Repeated injections of cocaine inhibit the serotonergic regulation of prolactin and renin secretion in rats

Alterations in serotonergic function following repeated cocaine injections were examined using neuroendocrine responses to a serotonin (5-HT) releaser and 5-HT agonists. Forty-two hours following administration of cocaine (1-15 mg/kg i.p.) twice daily for 7 or 30 days, male Sprague-Dawley rats were injected with the 5-HT releaser p-chloroamphetamine (PCA; 8 mg/kg i.p.) and blood samples were collected 1 h later for radioimmunoassays of plasma prolactin, plasma renin activity (PRA) and plasma renin concentration (PRC). PCA significantly increased secretion of prolactin and renin. These responses were attenuated in rats pretreated with cocaine for 30 days. In rats receiving cocaine for 7 days, the attenuation of PCA-induced secretion of prolactin and renin was less consistently observed. To determine whether these alterations were due to pre- or postsynaptic effects, rats were injected with cocaine (15 mg/kg i.p.) twice daily for 7 days, and the neuroendocrine responses to the direct 5-HT agonists RU 24969 and m-CPP were examined, 42 h after the last cocaine injection. Pretreatment with cocaine potentiated RU 24969-induced stimulation of plasma prolactin concentration. However, cocaine did not alter the ability of m-CPP to increase plasma prolactin concentrations. The stimulation of renin secretion in response to both 5-HT agonists was not altered by cocaine pretreatment. The data suggest that repeated cocaine impairs the function of serotonergic nerve terminals that regulate these endocrine responses. Furthermore, the 5-HT receptors that mediate prolactin secretion may exhibit supersensitivity.
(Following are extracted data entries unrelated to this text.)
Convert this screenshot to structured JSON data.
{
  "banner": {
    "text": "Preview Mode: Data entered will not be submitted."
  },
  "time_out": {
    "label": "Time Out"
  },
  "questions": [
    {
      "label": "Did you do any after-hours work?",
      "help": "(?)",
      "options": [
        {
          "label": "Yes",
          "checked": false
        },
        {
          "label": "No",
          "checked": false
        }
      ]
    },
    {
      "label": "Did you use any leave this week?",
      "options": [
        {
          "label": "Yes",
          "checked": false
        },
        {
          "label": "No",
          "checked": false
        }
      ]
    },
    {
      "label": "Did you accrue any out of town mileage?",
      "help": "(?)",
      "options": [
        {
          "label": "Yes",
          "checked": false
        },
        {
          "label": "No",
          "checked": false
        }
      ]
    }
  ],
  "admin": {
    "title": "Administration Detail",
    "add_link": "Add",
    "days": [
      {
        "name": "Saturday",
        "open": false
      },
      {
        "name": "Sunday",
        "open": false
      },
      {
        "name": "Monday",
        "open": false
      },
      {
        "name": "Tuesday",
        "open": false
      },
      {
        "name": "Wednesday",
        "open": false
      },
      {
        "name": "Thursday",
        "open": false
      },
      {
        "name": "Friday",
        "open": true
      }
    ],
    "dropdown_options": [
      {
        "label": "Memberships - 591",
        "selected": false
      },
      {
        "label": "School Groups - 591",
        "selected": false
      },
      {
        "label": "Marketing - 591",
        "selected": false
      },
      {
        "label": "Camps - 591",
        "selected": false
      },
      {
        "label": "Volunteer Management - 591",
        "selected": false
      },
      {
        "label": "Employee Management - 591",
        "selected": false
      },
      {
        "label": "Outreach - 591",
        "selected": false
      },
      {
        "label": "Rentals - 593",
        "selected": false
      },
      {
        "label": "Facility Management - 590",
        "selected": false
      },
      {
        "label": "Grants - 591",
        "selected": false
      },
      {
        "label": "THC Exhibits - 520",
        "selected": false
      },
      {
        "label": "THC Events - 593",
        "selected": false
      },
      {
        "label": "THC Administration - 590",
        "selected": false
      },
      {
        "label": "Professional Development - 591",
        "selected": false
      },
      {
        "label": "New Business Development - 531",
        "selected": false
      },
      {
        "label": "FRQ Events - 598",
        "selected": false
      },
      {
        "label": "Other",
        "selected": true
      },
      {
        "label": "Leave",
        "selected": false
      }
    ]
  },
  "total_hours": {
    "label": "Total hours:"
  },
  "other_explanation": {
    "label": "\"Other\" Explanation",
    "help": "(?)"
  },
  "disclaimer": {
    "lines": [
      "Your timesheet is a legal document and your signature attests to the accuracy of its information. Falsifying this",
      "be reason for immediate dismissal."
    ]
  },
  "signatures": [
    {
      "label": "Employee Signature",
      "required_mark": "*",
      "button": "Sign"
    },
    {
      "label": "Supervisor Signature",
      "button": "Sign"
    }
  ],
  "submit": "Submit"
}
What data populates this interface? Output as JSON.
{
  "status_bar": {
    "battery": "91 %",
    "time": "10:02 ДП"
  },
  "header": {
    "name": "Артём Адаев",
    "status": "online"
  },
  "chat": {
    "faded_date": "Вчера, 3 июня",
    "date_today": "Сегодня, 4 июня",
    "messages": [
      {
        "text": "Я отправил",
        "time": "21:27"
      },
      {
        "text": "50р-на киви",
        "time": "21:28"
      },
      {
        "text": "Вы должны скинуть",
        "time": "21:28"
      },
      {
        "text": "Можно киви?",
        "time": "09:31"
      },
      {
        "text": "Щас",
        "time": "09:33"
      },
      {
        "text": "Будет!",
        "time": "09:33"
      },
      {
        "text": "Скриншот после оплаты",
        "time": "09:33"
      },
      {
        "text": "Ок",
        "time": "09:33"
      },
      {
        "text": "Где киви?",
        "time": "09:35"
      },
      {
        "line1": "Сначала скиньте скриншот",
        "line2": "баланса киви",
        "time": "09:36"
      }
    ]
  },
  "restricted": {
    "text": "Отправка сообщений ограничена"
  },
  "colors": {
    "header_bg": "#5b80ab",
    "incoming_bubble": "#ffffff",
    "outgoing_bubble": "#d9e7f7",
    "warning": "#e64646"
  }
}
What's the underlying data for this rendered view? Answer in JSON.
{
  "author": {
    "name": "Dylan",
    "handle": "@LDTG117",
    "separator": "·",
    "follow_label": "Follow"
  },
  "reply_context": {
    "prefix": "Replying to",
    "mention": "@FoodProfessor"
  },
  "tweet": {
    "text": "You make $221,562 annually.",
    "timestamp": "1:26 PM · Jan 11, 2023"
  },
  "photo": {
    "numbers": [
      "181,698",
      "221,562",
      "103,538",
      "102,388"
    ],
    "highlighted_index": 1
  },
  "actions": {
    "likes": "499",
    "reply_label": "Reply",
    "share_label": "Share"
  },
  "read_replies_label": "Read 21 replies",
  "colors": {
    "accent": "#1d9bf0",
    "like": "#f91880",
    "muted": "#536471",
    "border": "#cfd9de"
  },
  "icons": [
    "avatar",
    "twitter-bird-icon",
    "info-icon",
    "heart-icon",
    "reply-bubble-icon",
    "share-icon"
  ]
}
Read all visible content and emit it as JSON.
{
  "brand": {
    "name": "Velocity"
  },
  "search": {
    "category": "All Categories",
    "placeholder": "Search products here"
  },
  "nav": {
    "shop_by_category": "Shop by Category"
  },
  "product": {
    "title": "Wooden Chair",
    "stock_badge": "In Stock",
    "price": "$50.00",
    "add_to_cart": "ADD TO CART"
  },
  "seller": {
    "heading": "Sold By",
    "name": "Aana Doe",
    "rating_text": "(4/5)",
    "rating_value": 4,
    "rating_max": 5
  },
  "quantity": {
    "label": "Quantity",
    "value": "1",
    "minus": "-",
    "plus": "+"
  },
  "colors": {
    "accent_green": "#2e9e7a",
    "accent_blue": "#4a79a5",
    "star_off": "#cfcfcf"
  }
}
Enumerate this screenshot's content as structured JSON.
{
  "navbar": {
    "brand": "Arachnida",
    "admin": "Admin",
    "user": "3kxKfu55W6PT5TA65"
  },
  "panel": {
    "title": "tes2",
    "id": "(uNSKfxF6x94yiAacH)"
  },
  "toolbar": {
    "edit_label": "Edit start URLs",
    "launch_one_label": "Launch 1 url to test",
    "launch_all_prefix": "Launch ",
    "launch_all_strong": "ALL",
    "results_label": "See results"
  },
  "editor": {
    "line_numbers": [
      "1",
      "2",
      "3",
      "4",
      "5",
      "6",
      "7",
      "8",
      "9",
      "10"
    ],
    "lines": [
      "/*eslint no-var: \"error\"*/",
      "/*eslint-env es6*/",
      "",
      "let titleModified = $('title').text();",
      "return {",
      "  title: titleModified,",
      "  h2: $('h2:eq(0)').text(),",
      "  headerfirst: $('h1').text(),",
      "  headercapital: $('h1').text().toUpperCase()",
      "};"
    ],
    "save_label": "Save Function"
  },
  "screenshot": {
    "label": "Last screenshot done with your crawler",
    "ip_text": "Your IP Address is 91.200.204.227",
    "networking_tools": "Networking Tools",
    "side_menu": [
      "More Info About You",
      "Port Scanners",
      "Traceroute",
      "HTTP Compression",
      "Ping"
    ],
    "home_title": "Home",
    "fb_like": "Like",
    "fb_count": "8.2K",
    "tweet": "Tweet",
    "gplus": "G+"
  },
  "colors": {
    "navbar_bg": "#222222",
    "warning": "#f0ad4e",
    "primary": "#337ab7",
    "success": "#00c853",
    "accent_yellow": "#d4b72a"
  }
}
Cocaine-induced suppression of renin secretion is partially mediated by serotonergic mechanisms

Acute cocaine reduces renin secretion. To determine whether serotonergic neurons mediate this effect, male Sprague-Dawley rats received the serotonin (5-HT) neurotoxin 5,7-dihydroxytryptamine (75 micrograms/side, ICV) 2 weeks prior to cocaine injections (3.75-15 mg/kg, IP). 5-HT lesions attenuated the cocaine-induced reduction of plasma renin concentration (PRC), suggesting a partial 5-HT role. To determine which receptors mediate this response, rats were pretreated with the partial 5-HT1A agonist 8-[2-[4-(2-methoxyphenyl)-l-piperazinyl]ethyl]-8-azaspirol-[4,5]- decane-7,9-dione (BMY 7378) (1 mg/kg, SC), the 5-HT1C/5-HT2 antagonist ritanserin (0.1 mg/kg, SC), or the alpha 2/5-HT1A antagonist yohimbine (1 mg/kg, SC) prior to cocaine. None of the antagonists altered the cocaine-induced suppression of PRC, although BMY 7378 and yohimbine elevated PRC. The data suggest that cocaines effect is partially mediated by a serotonergic mechanism, but do not support a role for 5-HT1A receptors, 5-HT2/5-HT1C receptors, or alpha 2-adrenoceptors in mediating the suppressive effect of cocaine on renin secretion.